Le document proposé ci-dessous sert d’appui à l’analyse de texte au concours ESP. Il comporte 2 questions délimitées (4 pt) et 1 question ouverte, à traiter selon la méthodologie de la dissertation (16 pt).
Les conseil méthodologiques et les réponses aux questions des candidats peuvent être assurées par le professeur-correcteur lors d’une visio-conférence.
Le texte d’appui
Accueil des réfugiés d’Ukraine : « L’Europe vit ce que d’autres régions du monde connaissent depuis le début du XXIᵉ siècle »
TRIBUNE Matthieu Tardis – responsable du Centre migrations et citoyennetés de l’Institut français des relations internationales/IFRI / Publié le 17 mai 2022
Le chercheur spécialiste des questions migratoires Matthieu Tardis considère, dans une tribune au « Monde », que si les accusations de « double standard » entre les Ukrainiens et les autres exilés sont légitimes, c’est bien le pragmatisme qui a prévalu dans l’accueil des réfugiés d’Ukraine.
Le Haut-Commissariat des Nations unies pour les réfugiés (HCR) estime qu’environ 5,7 millions de personnes ont fui la guerre en Ukraine entre le 24 février et le 4 mai.
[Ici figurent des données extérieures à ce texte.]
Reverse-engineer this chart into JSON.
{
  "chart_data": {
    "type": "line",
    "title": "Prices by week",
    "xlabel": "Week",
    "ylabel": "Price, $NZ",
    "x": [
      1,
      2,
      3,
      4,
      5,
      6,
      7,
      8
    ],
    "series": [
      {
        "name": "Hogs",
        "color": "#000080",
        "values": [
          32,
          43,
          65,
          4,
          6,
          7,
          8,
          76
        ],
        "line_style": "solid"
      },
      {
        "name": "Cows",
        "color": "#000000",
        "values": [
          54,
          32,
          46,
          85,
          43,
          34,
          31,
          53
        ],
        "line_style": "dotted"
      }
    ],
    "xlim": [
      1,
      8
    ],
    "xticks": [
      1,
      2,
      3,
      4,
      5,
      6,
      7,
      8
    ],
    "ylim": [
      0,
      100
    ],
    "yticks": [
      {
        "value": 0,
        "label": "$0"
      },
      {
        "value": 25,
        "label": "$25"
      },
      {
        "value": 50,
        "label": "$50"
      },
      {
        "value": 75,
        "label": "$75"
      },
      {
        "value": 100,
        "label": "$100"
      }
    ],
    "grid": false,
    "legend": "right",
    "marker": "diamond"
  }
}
L’Union européenne (UE) accueille l’immense majorité de ces personnes, dont 3,1 millions sont entrées par la Pologne et 850 000 par la Roumanie.
Les déplacés ukrainiens ont tout de suite bénéficié d’un traitement politique et médiatique favorable, y compris parmi les gouvernements et les partis politiques les plus hostiles à l’immigration. Le terme de « réfugiés » s’est imposé pour désigner les Ukrainiens par contraste avec les « flux migratoires irréguliers » dont il fallait se protéger à la suite de la chute de Kaboul (Afghanistan) en août 2021.
Mais l’application de la convention de Genève de 1951, pierre angulaire du droit international des réfugiés, aux personnes qui fuient un conflit n’est un débat que pour quelques juristes et experts. Les responsables politiques ou autres faiseurs d’opinion qui tentent d’opposer les réfugiés aux migrants ne maîtrisent pas ce débat. En fait, l’empathie pour certains exilés et la déshumanisation pour d’autres ne dit rien sur les Ukrainiens ou sur les Afghans, mais davantage sur les personnes qui font de telles distinctions.
Contradiction avec le « système Dublin »
Les mesures adoptées pour les Ukrainiens sont à contre-courant des politiques d’asile que l’Union européenne tente de mettre en place depuis deux décennies : relâchement des contrôles aux frontières extérieures, accès immédiat à une protection, un titre de séjour et à des droits sociaux dont le droit de travailler, un accueil qui repose sur la solidarité citoyenne et, surtout, le libre choix du pays de destination qui s’inscrit en contradiction avec le sacro-saint principe du « système Dublin ».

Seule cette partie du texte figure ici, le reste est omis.